Islamabad: Pakistan is considering offering tax breaks to various industries with export potential as it looks beyond textiles to boost outbound trade, an adviser to Prime Minister Imran Khan said.
Engineering, chemicals, technology and footwear are among 20 sectors identified for incentives, Abdul Razak Dawood, the commerce and investment adviser to the prime minister, said in an interview in Islamabad.
An export policy will be announced next month, he said.
Growing exports from the current over $20 billion a year is Pakistan’s plan to increase foreign exchange earnings and end a chronic boom-and-bust cycle. The South Asian nation was this year forced to turn to the International Monetary Fund for a bailout — its 13th since the late 1980s — to avoid a balance of payments crisis.
“I am in favour of limited time-bound incentives,” Dawood said, indicating a three- to four-year period for tax breaks. He opposed concessions for the textile industry, saying “they have gone to the point that it is a drug.”
Textiles currently account for about 60% of Pakistan’s total exports. The new plan complements the central bank’s aim to offer cheap credit to export-oriented industries to diversify that basket.
“If we want to go to $100 billion or $200 billion exports like Malaysia or Thailand, you ain’t gonna do it on textile,” said Dawood, who was previously chairman of Lahore-based Descon Engineering Ltd.
The nation’s exporters also stand to gain from the central bank’s move to devalue the currency by almost half, besides the government’s move to remove duty on some raw materials used for exports and lower utility prices.
Pakistan’s exports, particularly textiles, became competitive after the rupee’s devaluation and duty cuts, Dawood said, citing a 36% jump in quantity of garments shipments. “It means that we are getting market share, we are taking somebody’s market share.”
Pakistan’s trade deficit narrowed 33% to $9.7 billion in the five months to November, as imports dropped by 18% and exports rose 5% in the same period.
Dawood said he sees outbound shipments growing to $24.5-$25 billion this fiscal year ending June from $23 billion last year.

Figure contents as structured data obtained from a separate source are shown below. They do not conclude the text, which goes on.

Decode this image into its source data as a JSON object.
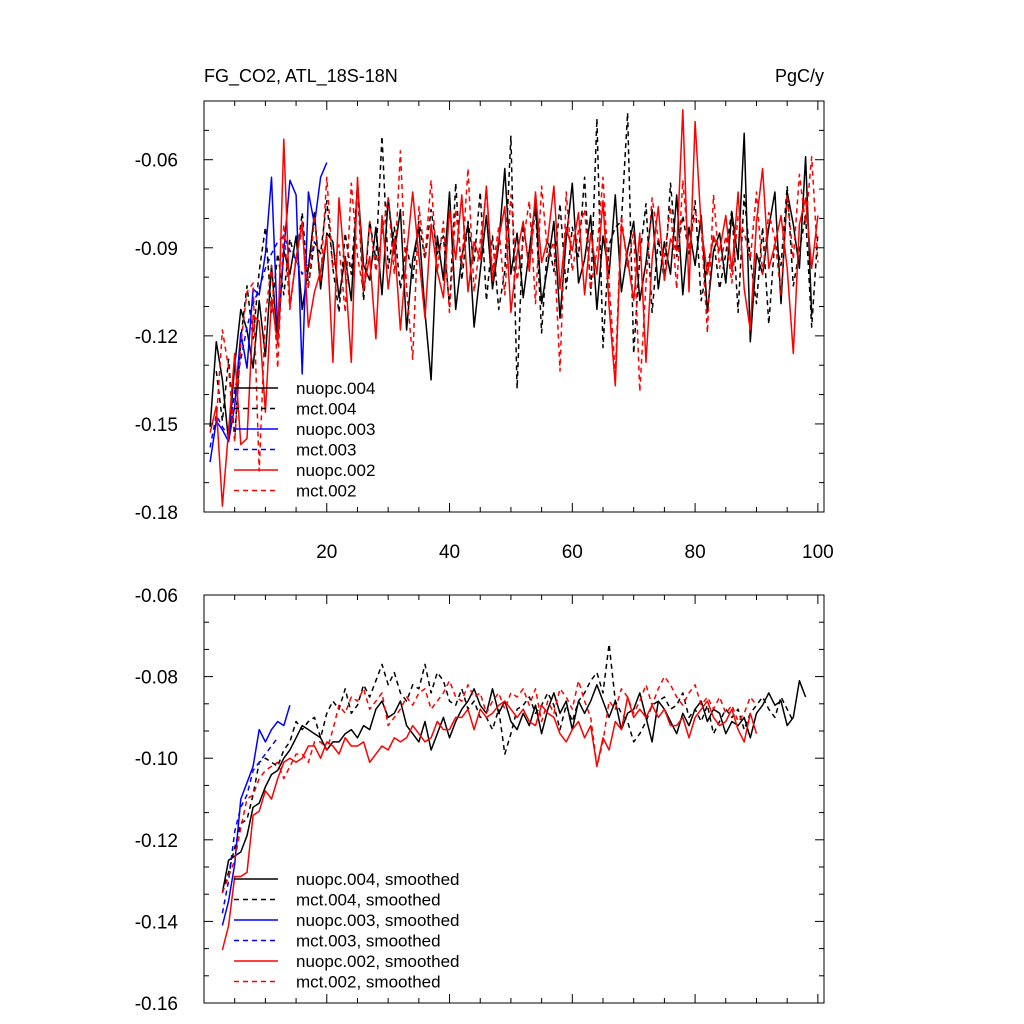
{
  "chart_data": [
    {
      "type": "line",
      "title_left": "FG_CO2, ATL_18S-18N",
      "title_right": "PgC/y",
      "xlim": [
        0,
        101
      ],
      "ylim": [
        -0.18,
        -0.04
      ],
      "xticks": [
        20,
        40,
        60,
        80,
        100
      ],
      "yticks": [
        -0.18,
        -0.15,
        -0.12,
        -0.09,
        -0.06
      ],
      "ytick_labels": [
        "-0.18",
        "-0.15",
        "-0.12",
        "-0.09",
        "-0.06"
      ],
      "xtick_labels": [
        "20",
        "40",
        "60",
        "80",
        "100"
      ],
      "legend_position": "lower-left",
      "series": [
        {
          "name": "nuopc.004",
          "color": "#000000",
          "dash": "solid",
          "x_start": 1,
          "values": [
            -0.151,
            -0.122,
            -0.135,
            -0.156,
            -0.13,
            -0.111,
            -0.118,
            -0.131,
            -0.108,
            -0.127,
            -0.096,
            -0.122,
            -0.091,
            -0.099,
            -0.086,
            -0.111,
            -0.097,
            -0.078,
            -0.104,
            -0.085,
            -0.088,
            -0.107,
            -0.093,
            -0.108,
            -0.068,
            -0.096,
            -0.101,
            -0.083,
            -0.106,
            -0.073,
            -0.092,
            -0.077,
            -0.118,
            -0.094,
            -0.083,
            -0.112,
            -0.135,
            -0.086,
            -0.101,
            -0.071,
            -0.111,
            -0.093,
            -0.082,
            -0.117,
            -0.098,
            -0.079,
            -0.104,
            -0.089,
            -0.063,
            -0.099,
            -0.085,
            -0.107,
            -0.091,
            -0.074,
            -0.109,
            -0.096,
            -0.081,
            -0.114,
            -0.087,
            -0.068,
            -0.102,
            -0.094,
            -0.079,
            -0.111,
            -0.086,
            -0.099,
            -0.072,
            -0.105,
            -0.091,
            -0.081,
            -0.108,
            -0.095,
            -0.077,
            -0.104,
            -0.088,
            -0.099,
            -0.072,
            -0.106,
            -0.083,
            -0.096,
            -0.079,
            -0.112,
            -0.091,
            -0.085,
            -0.102,
            -0.078,
            -0.094,
            -0.051,
            -0.122,
            -0.092,
            -0.099,
            -0.083,
            -0.071,
            -0.109,
            -0.071,
            -0.082,
            -0.097,
            -0.059,
            -0.113
          ]
        },
        {
          "name": "mct.004",
          "color": "#000000",
          "dash": "dashed",
          "x_start": 2,
          "values": [
            -0.132,
            -0.149,
            -0.128,
            -0.155,
            -0.121,
            -0.103,
            -0.121,
            -0.098,
            -0.083,
            -0.112,
            -0.092,
            -0.106,
            -0.087,
            -0.095,
            -0.078,
            -0.103,
            -0.088,
            -0.092,
            -0.074,
            -0.097,
            -0.112,
            -0.085,
            -0.099,
            -0.069,
            -0.108,
            -0.081,
            -0.094,
            -0.052,
            -0.097,
            -0.083,
            -0.104,
            -0.089,
            -0.101,
            -0.081,
            -0.094,
            -0.077,
            -0.092,
            -0.086,
            -0.11,
            -0.068,
            -0.101,
            -0.081,
            -0.095,
            -0.071,
            -0.108,
            -0.086,
            -0.111,
            -0.098,
            -0.052,
            -0.138,
            -0.082,
            -0.096,
            -0.076,
            -0.119,
            -0.087,
            -0.098,
            -0.075,
            -0.104,
            -0.083,
            -0.093,
            -0.066,
            -0.106,
            -0.046,
            -0.124,
            -0.089,
            -0.083,
            -0.081,
            -0.044,
            -0.126,
            -0.093,
            -0.075,
            -0.112,
            -0.087,
            -0.101,
            -0.068,
            -0.093,
            -0.079,
            -0.092,
            -0.074,
            -0.108,
            -0.096,
            -0.087,
            -0.104,
            -0.092,
            -0.077,
            -0.112,
            -0.072,
            -0.094,
            -0.109,
            -0.083,
            -0.116,
            -0.087,
            -0.096,
            -0.069,
            -0.103,
            -0.091,
            -0.079,
            -0.117,
            -0.085
          ]
        },
        {
          "name": "nuopc.003",
          "color": "#0000ff",
          "dash": "solid",
          "x_start": 1,
          "values": [
            -0.163,
            -0.149,
            -0.152,
            -0.156,
            -0.144,
            -0.119,
            -0.131,
            -0.104,
            -0.106,
            -0.092,
            -0.066,
            -0.118,
            -0.091,
            -0.067,
            -0.072,
            -0.133,
            -0.071,
            -0.082,
            -0.066,
            -0.061
          ]
        },
        {
          "name": "mct.003",
          "color": "#0000ff",
          "dash": "dashed",
          "x_start": 1,
          "values": [
            -0.158,
            -0.147,
            -0.151,
            -0.154,
            -0.139,
            -0.128,
            -0.117,
            -0.109,
            -0.104,
            -0.097,
            -0.092,
            -0.088,
            -0.086,
            -0.091,
            -0.094,
            -0.099,
            -0.095,
            -0.088
          ]
        },
        {
          "name": "nuopc.002",
          "color": "#ff0000",
          "dash": "solid",
          "x_start": 1,
          "values": [
            -0.153,
            -0.144,
            -0.178,
            -0.152,
            -0.126,
            -0.157,
            -0.155,
            -0.113,
            -0.115,
            -0.146,
            -0.107,
            -0.123,
            -0.053,
            -0.11,
            -0.094,
            -0.081,
            -0.117,
            -0.105,
            -0.098,
            -0.086,
            -0.129,
            -0.073,
            -0.098,
            -0.129,
            -0.066,
            -0.104,
            -0.093,
            -0.121,
            -0.079,
            -0.104,
            -0.087,
            -0.118,
            -0.092,
            -0.071,
            -0.093,
            -0.114,
            -0.082,
            -0.098,
            -0.107,
            -0.077,
            -0.094,
            -0.072,
            -0.105,
            -0.088,
            -0.094,
            -0.069,
            -0.101,
            -0.087,
            -0.076,
            -0.112,
            -0.092,
            -0.081,
            -0.098,
            -0.071,
            -0.095,
            -0.087,
            -0.069,
            -0.104,
            -0.083,
            -0.091,
            -0.078,
            -0.106,
            -0.085,
            -0.099,
            -0.074,
            -0.11,
            -0.137,
            -0.082,
            -0.094,
            -0.108,
            -0.085,
            -0.129,
            -0.094,
            -0.076,
            -0.101,
            -0.087,
            -0.091,
            -0.043,
            -0.105,
            -0.047,
            -0.083,
            -0.099,
            -0.086,
            -0.091,
            -0.079,
            -0.098,
            -0.071,
            -0.104,
            -0.118,
            -0.081,
            -0.063,
            -0.097,
            -0.089,
            -0.079,
            -0.097,
            -0.126,
            -0.082,
            -0.073,
            -0.097,
            -0.079
          ]
        },
        {
          "name": "mct.002",
          "color": "#ff0000",
          "dash": "dashed",
          "x_start": 2,
          "values": [
            -0.149,
            -0.118,
            -0.131,
            -0.156,
            -0.123,
            -0.105,
            -0.102,
            -0.166,
            -0.113,
            -0.096,
            -0.131,
            -0.082,
            -0.111,
            -0.093,
            -0.084,
            -0.104,
            -0.079,
            -0.101,
            -0.066,
            -0.097,
            -0.089,
            -0.112,
            -0.068,
            -0.093,
            -0.105,
            -0.081,
            -0.098,
            -0.085,
            -0.073,
            -0.099,
            -0.057,
            -0.104,
            -0.128,
            -0.076,
            -0.093,
            -0.067,
            -0.098,
            -0.081,
            -0.112,
            -0.077,
            -0.096,
            -0.063,
            -0.105,
            -0.088,
            -0.071,
            -0.098,
            -0.083,
            -0.106,
            -0.072,
            -0.101,
            -0.088,
            -0.074,
            -0.109,
            -0.069,
            -0.093,
            -0.088,
            -0.132,
            -0.071,
            -0.098,
            -0.084,
            -0.077,
            -0.104,
            -0.091,
            -0.066,
            -0.102,
            -0.133,
            -0.079,
            -0.097,
            -0.084,
            -0.139,
            -0.102,
            -0.073,
            -0.087,
            -0.093,
            -0.076,
            -0.104,
            -0.067,
            -0.091,
            -0.078,
            -0.083,
            -0.119,
            -0.072,
            -0.097,
            -0.086,
            -0.102,
            -0.079,
            -0.085,
            -0.094,
            -0.071,
            -0.099,
            -0.078,
            -0.087,
            -0.106,
            -0.072,
            -0.094,
            -0.065,
            -0.082,
            -0.059,
            -0.095
          ]
        }
      ]
    },
    {
      "type": "line",
      "xlim": [
        0,
        101
      ],
      "ylim": [
        -0.16,
        -0.06
      ],
      "xticks": [
        20,
        40,
        60,
        80,
        100
      ],
      "yticks": [
        -0.16,
        -0.14,
        -0.12,
        -0.1,
        -0.08,
        -0.06
      ],
      "ytick_labels": [
        "-0.16",
        "-0.14",
        "-0.12",
        "-0.10",
        "-0.08",
        "-0.06"
      ],
      "legend_position": "lower-left",
      "series": [
        {
          "name": "nuopc.004, smoothed",
          "color": "#000000",
          "dash": "solid",
          "x_start": 3,
          "values": [
            -0.133,
            -0.125,
            -0.124,
            -0.123,
            -0.119,
            -0.112,
            -0.111,
            -0.107,
            -0.104,
            -0.103,
            -0.1,
            -0.098,
            -0.095,
            -0.092,
            -0.093,
            -0.094,
            -0.095,
            -0.098,
            -0.096,
            -0.096,
            -0.094,
            -0.093,
            -0.095,
            -0.092,
            -0.093,
            -0.088,
            -0.086,
            -0.09,
            -0.089,
            -0.086,
            -0.092,
            -0.094,
            -0.096,
            -0.091,
            -0.098,
            -0.094,
            -0.09,
            -0.095,
            -0.091,
            -0.088,
            -0.086,
            -0.083,
            -0.087,
            -0.089,
            -0.083,
            -0.089,
            -0.086,
            -0.091,
            -0.093,
            -0.089,
            -0.092,
            -0.087,
            -0.094,
            -0.088,
            -0.084,
            -0.089,
            -0.086,
            -0.093,
            -0.086,
            -0.089,
            -0.086,
            -0.082,
            -0.086,
            -0.09,
            -0.086,
            -0.093,
            -0.089,
            -0.088,
            -0.084,
            -0.09,
            -0.096,
            -0.086,
            -0.088,
            -0.091,
            -0.094,
            -0.089,
            -0.092,
            -0.088,
            -0.086,
            -0.091,
            -0.088,
            -0.089,
            -0.094,
            -0.091,
            -0.092,
            -0.09,
            -0.095,
            -0.089,
            -0.087,
            -0.084,
            -0.087,
            -0.086,
            -0.092,
            -0.09,
            -0.081,
            -0.085
          ]
        },
        {
          "name": "mct.004, smoothed",
          "color": "#000000",
          "dash": "dashed",
          "x_start": 3,
          "values": [
            -0.133,
            -0.128,
            -0.122,
            -0.116,
            -0.115,
            -0.109,
            -0.101,
            -0.1,
            -0.101,
            -0.102,
            -0.098,
            -0.096,
            -0.091,
            -0.093,
            -0.091,
            -0.09,
            -0.095,
            -0.089,
            -0.086,
            -0.088,
            -0.083,
            -0.089,
            -0.087,
            -0.082,
            -0.085,
            -0.081,
            -0.077,
            -0.082,
            -0.079,
            -0.084,
            -0.086,
            -0.082,
            -0.083,
            -0.077,
            -0.084,
            -0.079,
            -0.081,
            -0.086,
            -0.087,
            -0.083,
            -0.088,
            -0.086,
            -0.09,
            -0.09,
            -0.093,
            -0.088,
            -0.099,
            -0.094,
            -0.088,
            -0.087,
            -0.085,
            -0.089,
            -0.087,
            -0.084,
            -0.087,
            -0.093,
            -0.087,
            -0.091,
            -0.086,
            -0.084,
            -0.081,
            -0.079,
            -0.084,
            -0.072,
            -0.086,
            -0.089,
            -0.091,
            -0.096,
            -0.094,
            -0.091,
            -0.087,
            -0.086,
            -0.085,
            -0.088,
            -0.087,
            -0.084,
            -0.09,
            -0.088,
            -0.091,
            -0.087,
            -0.094,
            -0.091,
            -0.088,
            -0.09,
            -0.088,
            -0.093,
            -0.089,
            -0.087,
            -0.085,
            -0.088,
            -0.09,
            -0.085,
            -0.088,
            -0.091
          ]
        },
        {
          "name": "nuopc.003, smoothed",
          "color": "#0000ff",
          "dash": "solid",
          "x_start": 3,
          "values": [
            -0.141,
            -0.135,
            -0.126,
            -0.11,
            -0.106,
            -0.102,
            -0.093,
            -0.096,
            -0.093,
            -0.091,
            -0.092,
            -0.087
          ]
        },
        {
          "name": "mct.003, smoothed",
          "color": "#0000ff",
          "dash": "dashed",
          "x_start": 3,
          "values": [
            -0.138,
            -0.13,
            -0.118,
            -0.112,
            -0.109,
            -0.103,
            -0.101,
            -0.099,
            -0.097,
            -0.095
          ]
        },
        {
          "name": "nuopc.002, smoothed",
          "color": "#ff0000",
          "dash": "solid",
          "x_start": 3,
          "values": [
            -0.147,
            -0.141,
            -0.129,
            -0.129,
            -0.128,
            -0.114,
            -0.113,
            -0.108,
            -0.11,
            -0.105,
            -0.101,
            -0.1,
            -0.101,
            -0.1,
            -0.097,
            -0.097,
            -0.1,
            -0.096,
            -0.097,
            -0.099,
            -0.095,
            -0.097,
            -0.097,
            -0.096,
            -0.101,
            -0.099,
            -0.097,
            -0.098,
            -0.095,
            -0.096,
            -0.095,
            -0.092,
            -0.094,
            -0.096,
            -0.095,
            -0.091,
            -0.093,
            -0.093,
            -0.09,
            -0.09,
            -0.088,
            -0.093,
            -0.088,
            -0.09,
            -0.089,
            -0.087,
            -0.086,
            -0.088,
            -0.09,
            -0.088,
            -0.091,
            -0.092,
            -0.087,
            -0.089,
            -0.09,
            -0.094,
            -0.096,
            -0.093,
            -0.091,
            -0.095,
            -0.092,
            -0.102,
            -0.095,
            -0.098,
            -0.091,
            -0.093,
            -0.085,
            -0.09,
            -0.088,
            -0.09,
            -0.087,
            -0.09,
            -0.088,
            -0.092,
            -0.092,
            -0.09,
            -0.095,
            -0.09,
            -0.088,
            -0.086,
            -0.09,
            -0.092,
            -0.091,
            -0.088,
            -0.093,
            -0.096,
            -0.089,
            -0.094
          ]
        },
        {
          "name": "mct.002, smoothed",
          "color": "#ff0000",
          "dash": "dashed",
          "x_start": 3,
          "values": [
            -0.133,
            -0.129,
            -0.125,
            -0.117,
            -0.11,
            -0.109,
            -0.105,
            -0.103,
            -0.102,
            -0.101,
            -0.105,
            -0.102,
            -0.099,
            -0.099,
            -0.101,
            -0.096,
            -0.096,
            -0.098,
            -0.093,
            -0.087,
            -0.089,
            -0.085,
            -0.086,
            -0.083,
            -0.088,
            -0.086,
            -0.084,
            -0.092,
            -0.09,
            -0.088,
            -0.085,
            -0.087,
            -0.084,
            -0.083,
            -0.088,
            -0.086,
            -0.084,
            -0.081,
            -0.085,
            -0.086,
            -0.082,
            -0.085,
            -0.084,
            -0.089,
            -0.086,
            -0.084,
            -0.088,
            -0.084,
            -0.085,
            -0.083,
            -0.087,
            -0.083,
            -0.091,
            -0.086,
            -0.089,
            -0.083,
            -0.085,
            -0.088,
            -0.081,
            -0.086,
            -0.09,
            -0.102,
            -0.096,
            -0.086,
            -0.088,
            -0.083,
            -0.085,
            -0.089,
            -0.086,
            -0.082,
            -0.087,
            -0.083,
            -0.08,
            -0.082,
            -0.085,
            -0.087,
            -0.084,
            -0.082,
            -0.087,
            -0.085,
            -0.088,
            -0.085,
            -0.089,
            -0.087,
            -0.091,
            -0.089,
            -0.085,
            -0.087
          ]
        }
      ]
    }
  ]
}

Pakistan is pinning hopes on a new free-trade agreement with China to grow overseas shipments by at least $500 million annually. The agreement, which takes effect next month, will help Islamabad reduce its trade gap with Beijing from the current $12 billion, according to data compiled by Bloomberg News.
Dawood said he is seeing interest from Chinese companies that want to set up factories in Pakistan and use them as a hub for exports.
The two bordering nations have gotten close in recent years with Pakistan being a flagship market for China’s Belt and Road Initiative. China planned to finance projects valued at $60 billion since 2015 and has helped end the nation’s chronic energy blackouts.
For low value added engineering products “we are much cheaper than China now,” Dawood said, adding that the plan for the next China international import exhibition is to have only an engineering pavilion. “We got to get out of the textiles syndrome.”